Unfortunately, it seems that Databricks cannot invoke stored procedures so I'm manually appending a row with the correct data to my log table.
however, I cannot figure out the correct sytnax to update a table given a set of conditions :
the statement I use to append a single row is as follows :
spark_log.write.jdbc(sql_url, 'internal.Job',mode='append')
this works swimmingly however, as my Data Factory is invoking a stored procedure,
I need to work in a query like
query = f"""
UPDATE [internal].[Job] SET
[MaxIngestionDate] date {date}
, [DataLakeMetadataRaw] varchar(MAX) NULL
, [DataLakeMetadataCurated] varchar(MAX) NULL
WHERE [IsRunning] = 1
AND [FinishDateTime] IS NULL"""
Is this possible ? if so can someone show me how?
Looking at the documentation this only seems to mention using select statements with the query parameter :
Target Database is an Azure SQL Database.

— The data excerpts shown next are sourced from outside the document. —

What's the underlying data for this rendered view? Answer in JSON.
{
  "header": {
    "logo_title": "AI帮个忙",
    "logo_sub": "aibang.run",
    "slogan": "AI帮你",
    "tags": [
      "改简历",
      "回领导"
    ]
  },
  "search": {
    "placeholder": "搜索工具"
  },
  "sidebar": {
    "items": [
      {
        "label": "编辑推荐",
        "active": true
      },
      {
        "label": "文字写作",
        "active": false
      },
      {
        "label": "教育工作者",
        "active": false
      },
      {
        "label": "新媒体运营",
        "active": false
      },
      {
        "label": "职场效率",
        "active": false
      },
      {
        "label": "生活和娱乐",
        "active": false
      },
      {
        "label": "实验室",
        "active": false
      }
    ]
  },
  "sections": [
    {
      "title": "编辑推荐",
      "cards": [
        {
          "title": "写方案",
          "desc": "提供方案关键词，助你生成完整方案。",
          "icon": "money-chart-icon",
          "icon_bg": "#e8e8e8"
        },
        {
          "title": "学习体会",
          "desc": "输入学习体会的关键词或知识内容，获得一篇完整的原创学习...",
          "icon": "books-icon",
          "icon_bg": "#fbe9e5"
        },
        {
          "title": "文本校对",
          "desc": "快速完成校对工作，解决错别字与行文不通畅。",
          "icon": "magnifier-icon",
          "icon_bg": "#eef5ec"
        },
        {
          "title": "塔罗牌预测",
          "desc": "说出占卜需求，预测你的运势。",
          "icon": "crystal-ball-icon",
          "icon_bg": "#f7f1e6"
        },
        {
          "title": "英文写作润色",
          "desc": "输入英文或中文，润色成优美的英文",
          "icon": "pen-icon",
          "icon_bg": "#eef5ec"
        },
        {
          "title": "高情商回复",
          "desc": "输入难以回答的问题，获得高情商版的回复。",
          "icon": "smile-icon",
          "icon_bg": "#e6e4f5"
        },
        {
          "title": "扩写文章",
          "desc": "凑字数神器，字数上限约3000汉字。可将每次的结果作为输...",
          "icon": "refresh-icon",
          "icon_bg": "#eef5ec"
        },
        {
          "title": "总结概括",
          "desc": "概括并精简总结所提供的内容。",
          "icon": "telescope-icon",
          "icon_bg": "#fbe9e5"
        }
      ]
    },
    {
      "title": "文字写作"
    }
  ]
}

https://spark.apache.org/docs/latest/sql-data-sources-jdbc.html
just to add this is a tiny operation, so performance is a non-issue.
You can't do single record updates using jdbc in Spark with dataframes. You can only append or replace the entire table.
You can do updates using pyodbc- requires installing the MSSQL ODBC driver (How to install PYODBC in Databricks) or you can use jdbc via JayDeBeApi (https://pypi.org/project/JayDeBeApi/)